The data have not yet been analyzed separately for the patients with stage IB NSCLC, who comprised 12% of the study population. Survival data will be reported with longer follow-up.
These data suggest that the benefit of atezolizumab after surgery is greater than that previously reported with chemotherapy in patients with early-stage NSCLC whose tumor was removed by surgery.

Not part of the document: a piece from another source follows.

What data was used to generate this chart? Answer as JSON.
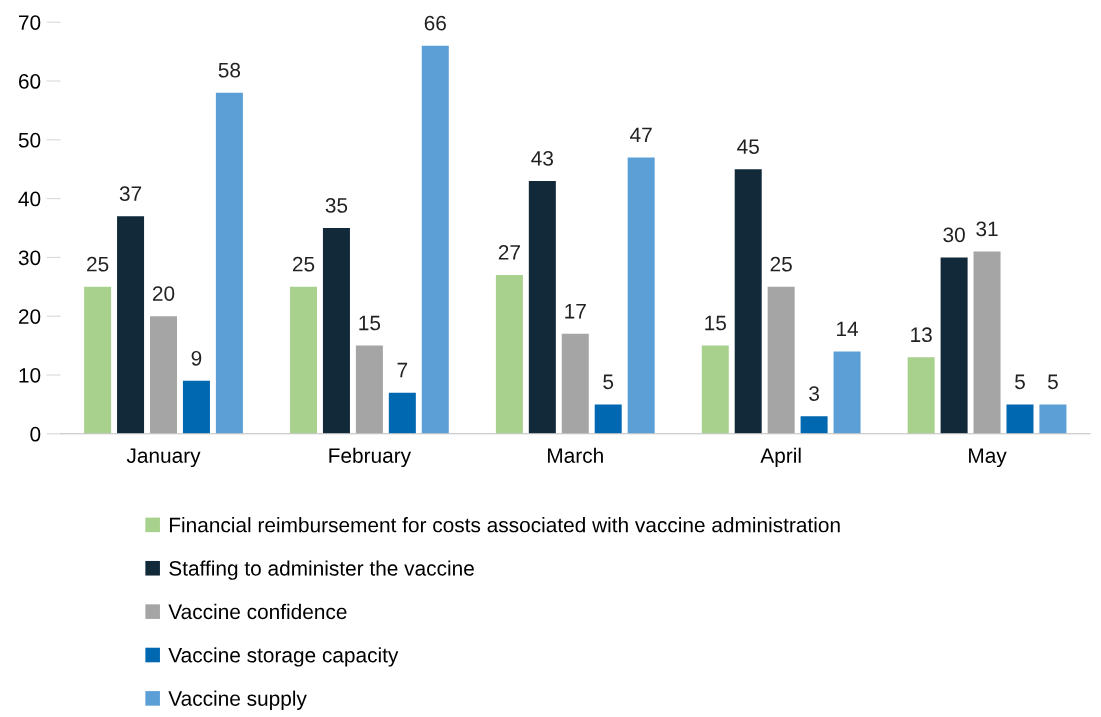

No new side effects emerged over the course of the study, and the safety of atezolizumab was similar to that reported previously with this immunotherapy.
Atezolizumab led to 92.7% side effects of any grade compared with 70.7% with best supportive care. Serious (grade 3-4) side effects were reported in 21.8% of patients who received atezolizumab versus 11.5% with best supportive care.
Side effects leading to treatment withdrawal were reported in 18.2% of the atezolizumab arm.
“Obviously we need FDA approval before atezolizumab is offered as standard of care. The FDA has approved osimertinib in earlier-stage NSCLC and EGFR expression based on a disease-free survival end point,” Dr. Wakelee said. “The IMpower010 study showed that in patients with II-IIIA NSCLC and PD-L1 expression, atezolizumab after chemotherapy improved disease-free survival, and it has a more profound disease-free survival benefit than we saw with chemotherapy. If approved, atezolizumab would be something I would want to offer my patients in that setting.”